The index has rebounded more than 15 percent from an almost 3-1/2-year low in January, but has been unable to sustain moves since mid-March above its 200-day moving average as the rally in commodity prices ran out of steam.
"Like the cold weather we are having on Bay Street, the TSX (Toronto Stock Exchange) may be set for some cooling as well," said Stan Wong, Director of Wealth Management at ScotiaMcLeod, referring to the unseasonably cold weather that has gripped Toronto's financial district.
The most influential movers on the index included Brookfield Asset Management (BAMa.TO), which fell 4.8 percent to C$42.91, while Manulife Financial Corp MFC.TO was down 1.5 percent at C$17.99. The overall financial services group fell 0.4 percent.
A usually cautious Federal Reserve official delivered a surprisingly confident message, saying the Fed will likely raise interest rates before markets currently expect given economic risks have faded.
The materials group, which includes precious and base metals miners and fertilizer companies, lost 2 percent, including weakening in the shares of fertilizer companies.
Mining stocks dragged as spot gold XAU= fell 0.5 percent, while copper CMCU3 touched its lowest in a month and nickel slipped to its weakest in six weeks.
The Toronto Stock Exchange's S&P/TSX composite index .GSPTSE closed down 104.29 points, or 0.78 percent, at 13,336.15. Nine of the index's 10 main groups ended lower.
"Investors are taking their bets off the table" amid concern about the strength of China's economy and retracement in the price of crude oil, said Wong.

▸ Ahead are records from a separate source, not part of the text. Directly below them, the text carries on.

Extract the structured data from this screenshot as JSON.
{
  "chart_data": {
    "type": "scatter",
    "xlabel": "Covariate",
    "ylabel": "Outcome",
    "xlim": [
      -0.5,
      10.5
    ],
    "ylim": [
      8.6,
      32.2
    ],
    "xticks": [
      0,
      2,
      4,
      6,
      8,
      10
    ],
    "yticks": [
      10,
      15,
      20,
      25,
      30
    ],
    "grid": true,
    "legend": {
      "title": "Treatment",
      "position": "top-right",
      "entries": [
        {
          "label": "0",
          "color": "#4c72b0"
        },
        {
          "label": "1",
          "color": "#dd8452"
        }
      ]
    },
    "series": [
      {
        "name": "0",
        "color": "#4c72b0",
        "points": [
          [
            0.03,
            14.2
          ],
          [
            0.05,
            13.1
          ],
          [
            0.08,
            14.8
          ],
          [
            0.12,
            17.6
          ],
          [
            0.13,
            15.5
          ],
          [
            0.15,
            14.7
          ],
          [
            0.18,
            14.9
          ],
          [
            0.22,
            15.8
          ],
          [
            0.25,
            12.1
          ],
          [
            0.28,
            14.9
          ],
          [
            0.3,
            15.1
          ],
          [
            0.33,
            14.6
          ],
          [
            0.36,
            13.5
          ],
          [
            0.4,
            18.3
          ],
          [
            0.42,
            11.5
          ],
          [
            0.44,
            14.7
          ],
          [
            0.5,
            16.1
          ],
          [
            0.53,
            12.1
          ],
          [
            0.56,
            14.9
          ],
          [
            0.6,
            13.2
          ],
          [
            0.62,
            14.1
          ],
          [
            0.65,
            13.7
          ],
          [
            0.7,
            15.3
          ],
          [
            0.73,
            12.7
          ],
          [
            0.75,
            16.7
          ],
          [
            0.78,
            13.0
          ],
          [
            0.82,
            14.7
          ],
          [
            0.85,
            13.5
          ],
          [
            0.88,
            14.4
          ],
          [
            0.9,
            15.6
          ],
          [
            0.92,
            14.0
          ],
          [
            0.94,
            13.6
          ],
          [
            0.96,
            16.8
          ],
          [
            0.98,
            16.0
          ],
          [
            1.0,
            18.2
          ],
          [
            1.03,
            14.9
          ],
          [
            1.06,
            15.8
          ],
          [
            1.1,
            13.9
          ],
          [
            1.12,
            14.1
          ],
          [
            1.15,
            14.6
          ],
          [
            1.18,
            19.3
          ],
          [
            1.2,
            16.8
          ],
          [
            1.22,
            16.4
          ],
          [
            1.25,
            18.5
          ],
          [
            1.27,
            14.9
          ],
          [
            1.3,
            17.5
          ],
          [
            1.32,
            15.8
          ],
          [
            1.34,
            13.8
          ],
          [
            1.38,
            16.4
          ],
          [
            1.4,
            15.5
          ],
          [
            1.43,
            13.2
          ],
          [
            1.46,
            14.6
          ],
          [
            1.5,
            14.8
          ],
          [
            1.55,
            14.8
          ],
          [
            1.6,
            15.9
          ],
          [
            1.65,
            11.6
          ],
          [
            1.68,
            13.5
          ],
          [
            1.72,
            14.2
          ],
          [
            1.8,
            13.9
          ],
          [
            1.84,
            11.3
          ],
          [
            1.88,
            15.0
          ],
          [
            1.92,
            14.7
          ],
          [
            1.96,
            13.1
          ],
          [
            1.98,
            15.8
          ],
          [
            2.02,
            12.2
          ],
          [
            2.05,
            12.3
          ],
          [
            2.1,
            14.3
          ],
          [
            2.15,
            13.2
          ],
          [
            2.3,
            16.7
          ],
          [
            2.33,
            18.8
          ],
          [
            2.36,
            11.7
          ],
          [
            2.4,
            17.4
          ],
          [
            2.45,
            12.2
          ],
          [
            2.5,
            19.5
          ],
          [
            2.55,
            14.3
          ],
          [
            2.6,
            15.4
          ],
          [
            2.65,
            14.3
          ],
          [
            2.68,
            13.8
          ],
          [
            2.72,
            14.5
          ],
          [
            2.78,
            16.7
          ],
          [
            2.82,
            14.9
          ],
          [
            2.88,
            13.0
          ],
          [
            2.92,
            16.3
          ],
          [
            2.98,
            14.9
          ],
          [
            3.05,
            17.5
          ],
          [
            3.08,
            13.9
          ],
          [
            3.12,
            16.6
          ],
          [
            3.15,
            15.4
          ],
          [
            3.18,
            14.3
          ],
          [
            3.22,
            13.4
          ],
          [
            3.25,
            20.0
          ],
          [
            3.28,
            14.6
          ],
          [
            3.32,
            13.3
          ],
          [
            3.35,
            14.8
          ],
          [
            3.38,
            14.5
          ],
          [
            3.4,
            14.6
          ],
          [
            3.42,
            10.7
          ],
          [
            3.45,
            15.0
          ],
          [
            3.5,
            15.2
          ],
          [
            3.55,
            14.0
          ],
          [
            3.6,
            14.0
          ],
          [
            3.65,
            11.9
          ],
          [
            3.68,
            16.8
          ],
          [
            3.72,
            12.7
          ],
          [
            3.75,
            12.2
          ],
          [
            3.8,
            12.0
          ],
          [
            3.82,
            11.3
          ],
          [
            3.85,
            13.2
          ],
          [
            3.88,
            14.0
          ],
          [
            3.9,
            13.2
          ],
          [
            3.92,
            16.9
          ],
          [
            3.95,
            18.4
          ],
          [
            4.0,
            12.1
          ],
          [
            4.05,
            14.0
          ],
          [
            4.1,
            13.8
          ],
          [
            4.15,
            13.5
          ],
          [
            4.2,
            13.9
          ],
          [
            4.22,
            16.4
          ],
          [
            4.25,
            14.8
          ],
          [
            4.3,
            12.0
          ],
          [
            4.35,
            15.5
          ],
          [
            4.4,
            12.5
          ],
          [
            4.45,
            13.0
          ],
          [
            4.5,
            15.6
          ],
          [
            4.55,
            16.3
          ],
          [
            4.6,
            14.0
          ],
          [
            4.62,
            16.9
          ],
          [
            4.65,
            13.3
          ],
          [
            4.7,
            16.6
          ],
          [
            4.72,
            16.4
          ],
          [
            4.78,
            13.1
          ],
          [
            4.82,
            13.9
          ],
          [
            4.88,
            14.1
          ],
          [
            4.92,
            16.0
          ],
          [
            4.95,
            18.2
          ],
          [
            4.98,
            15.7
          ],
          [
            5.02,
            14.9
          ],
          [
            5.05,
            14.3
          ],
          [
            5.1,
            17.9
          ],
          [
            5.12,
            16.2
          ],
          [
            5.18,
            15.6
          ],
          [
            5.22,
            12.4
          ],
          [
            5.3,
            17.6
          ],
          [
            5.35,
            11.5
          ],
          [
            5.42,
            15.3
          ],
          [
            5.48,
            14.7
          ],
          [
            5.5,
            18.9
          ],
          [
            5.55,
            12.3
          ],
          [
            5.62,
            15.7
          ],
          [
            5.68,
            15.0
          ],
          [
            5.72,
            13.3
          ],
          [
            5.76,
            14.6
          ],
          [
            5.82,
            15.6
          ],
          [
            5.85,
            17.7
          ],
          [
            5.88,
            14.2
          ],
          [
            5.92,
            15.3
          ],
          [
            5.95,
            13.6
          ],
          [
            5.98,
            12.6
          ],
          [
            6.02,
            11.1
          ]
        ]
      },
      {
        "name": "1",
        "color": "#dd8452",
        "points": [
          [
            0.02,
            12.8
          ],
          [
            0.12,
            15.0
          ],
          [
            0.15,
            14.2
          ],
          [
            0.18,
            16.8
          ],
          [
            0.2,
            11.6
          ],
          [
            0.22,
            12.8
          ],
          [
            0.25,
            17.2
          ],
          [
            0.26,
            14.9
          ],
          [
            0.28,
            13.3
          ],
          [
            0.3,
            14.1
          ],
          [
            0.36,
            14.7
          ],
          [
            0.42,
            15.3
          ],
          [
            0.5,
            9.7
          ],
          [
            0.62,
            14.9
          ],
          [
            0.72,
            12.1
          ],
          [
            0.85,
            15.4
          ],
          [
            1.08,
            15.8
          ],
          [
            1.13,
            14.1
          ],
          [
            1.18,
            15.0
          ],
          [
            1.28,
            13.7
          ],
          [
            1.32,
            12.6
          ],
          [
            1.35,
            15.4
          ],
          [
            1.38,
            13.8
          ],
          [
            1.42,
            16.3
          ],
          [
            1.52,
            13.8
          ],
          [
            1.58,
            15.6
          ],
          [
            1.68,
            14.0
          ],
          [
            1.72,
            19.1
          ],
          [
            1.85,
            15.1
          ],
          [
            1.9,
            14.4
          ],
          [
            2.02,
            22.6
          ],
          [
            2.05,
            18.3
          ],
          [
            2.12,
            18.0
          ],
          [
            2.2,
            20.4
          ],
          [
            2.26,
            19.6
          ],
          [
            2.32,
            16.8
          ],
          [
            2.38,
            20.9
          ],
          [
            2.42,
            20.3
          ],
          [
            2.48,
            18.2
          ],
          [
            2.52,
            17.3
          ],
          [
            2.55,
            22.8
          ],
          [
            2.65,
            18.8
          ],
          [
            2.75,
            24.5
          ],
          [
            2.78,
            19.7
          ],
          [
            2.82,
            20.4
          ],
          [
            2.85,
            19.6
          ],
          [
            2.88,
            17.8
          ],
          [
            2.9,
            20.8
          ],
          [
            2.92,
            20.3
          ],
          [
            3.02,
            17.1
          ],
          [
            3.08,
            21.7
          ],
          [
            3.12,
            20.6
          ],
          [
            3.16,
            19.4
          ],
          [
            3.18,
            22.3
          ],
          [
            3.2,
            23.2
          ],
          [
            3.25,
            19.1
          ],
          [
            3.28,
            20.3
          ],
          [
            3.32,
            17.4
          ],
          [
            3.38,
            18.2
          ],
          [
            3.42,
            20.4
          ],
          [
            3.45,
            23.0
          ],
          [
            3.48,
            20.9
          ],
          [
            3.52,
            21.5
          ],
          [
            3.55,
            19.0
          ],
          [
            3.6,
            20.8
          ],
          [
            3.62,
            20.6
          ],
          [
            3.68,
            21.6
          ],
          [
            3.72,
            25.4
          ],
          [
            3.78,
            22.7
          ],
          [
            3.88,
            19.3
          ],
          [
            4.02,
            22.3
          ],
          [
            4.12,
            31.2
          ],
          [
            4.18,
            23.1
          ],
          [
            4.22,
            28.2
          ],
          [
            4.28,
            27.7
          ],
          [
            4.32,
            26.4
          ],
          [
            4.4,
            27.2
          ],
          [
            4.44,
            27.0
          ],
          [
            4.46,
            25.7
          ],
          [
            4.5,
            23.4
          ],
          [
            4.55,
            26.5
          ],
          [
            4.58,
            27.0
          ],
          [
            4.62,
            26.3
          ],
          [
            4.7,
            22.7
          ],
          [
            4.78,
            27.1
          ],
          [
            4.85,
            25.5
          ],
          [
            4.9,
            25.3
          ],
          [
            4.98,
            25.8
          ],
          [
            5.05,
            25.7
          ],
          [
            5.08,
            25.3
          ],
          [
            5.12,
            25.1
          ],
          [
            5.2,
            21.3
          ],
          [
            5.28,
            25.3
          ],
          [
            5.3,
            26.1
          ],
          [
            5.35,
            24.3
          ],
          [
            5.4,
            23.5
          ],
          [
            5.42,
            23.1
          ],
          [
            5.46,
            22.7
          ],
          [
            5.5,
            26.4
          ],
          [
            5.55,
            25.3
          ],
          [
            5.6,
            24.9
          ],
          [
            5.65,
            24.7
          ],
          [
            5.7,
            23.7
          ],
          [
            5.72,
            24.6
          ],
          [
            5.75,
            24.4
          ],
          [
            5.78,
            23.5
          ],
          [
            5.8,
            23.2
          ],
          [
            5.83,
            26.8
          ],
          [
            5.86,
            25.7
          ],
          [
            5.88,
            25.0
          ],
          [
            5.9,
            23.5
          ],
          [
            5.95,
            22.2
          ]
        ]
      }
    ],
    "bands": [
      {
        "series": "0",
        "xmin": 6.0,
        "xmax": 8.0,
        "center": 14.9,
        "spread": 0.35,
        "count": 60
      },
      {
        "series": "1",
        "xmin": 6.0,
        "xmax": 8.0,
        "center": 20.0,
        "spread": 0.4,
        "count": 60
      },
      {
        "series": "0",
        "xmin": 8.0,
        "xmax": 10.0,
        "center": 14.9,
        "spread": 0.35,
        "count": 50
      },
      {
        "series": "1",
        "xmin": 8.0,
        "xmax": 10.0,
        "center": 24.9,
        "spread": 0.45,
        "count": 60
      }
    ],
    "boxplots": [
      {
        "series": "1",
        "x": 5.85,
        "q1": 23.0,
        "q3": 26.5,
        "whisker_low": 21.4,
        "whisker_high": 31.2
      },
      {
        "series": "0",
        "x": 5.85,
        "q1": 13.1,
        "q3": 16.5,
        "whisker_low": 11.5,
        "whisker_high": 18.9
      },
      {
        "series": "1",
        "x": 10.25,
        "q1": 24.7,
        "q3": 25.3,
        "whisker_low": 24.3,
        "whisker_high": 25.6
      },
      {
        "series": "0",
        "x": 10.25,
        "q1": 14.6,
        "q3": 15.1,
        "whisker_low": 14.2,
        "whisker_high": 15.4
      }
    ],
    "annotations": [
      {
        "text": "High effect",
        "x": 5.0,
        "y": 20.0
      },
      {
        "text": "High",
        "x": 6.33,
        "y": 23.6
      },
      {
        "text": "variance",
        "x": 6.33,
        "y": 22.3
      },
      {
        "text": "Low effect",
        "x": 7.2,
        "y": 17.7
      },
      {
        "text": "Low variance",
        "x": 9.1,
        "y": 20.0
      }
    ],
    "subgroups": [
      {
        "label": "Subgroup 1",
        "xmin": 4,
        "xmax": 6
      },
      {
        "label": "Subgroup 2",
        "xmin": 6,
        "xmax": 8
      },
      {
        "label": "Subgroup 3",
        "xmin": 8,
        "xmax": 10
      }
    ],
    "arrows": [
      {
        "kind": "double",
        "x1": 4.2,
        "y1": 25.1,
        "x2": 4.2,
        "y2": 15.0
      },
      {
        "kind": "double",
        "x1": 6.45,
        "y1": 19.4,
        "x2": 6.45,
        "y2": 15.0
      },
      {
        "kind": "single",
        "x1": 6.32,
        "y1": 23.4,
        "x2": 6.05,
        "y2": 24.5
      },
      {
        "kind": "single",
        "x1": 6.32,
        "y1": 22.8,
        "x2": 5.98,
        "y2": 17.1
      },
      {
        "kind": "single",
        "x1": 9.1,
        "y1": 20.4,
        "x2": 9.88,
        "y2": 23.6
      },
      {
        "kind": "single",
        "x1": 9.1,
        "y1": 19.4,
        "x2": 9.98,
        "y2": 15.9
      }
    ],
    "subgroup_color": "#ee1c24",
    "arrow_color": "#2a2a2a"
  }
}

The energy group fell 1.7 percent, including a 1.9 percent decline in the shares of Suncor Energy Inc (SU.TO) to C$35.33.
U.S. crude CLc1 prices settled at $35.70 a barrel, down nearly 3 percent, as prospects of top exporters agreeing to curb chronic oversupply faded.
The lone sector to advance was telecoms. It rose 0.3 percent as investors sought refuge in high-dividend defensive names, a preference Wong expects to continue in the near term.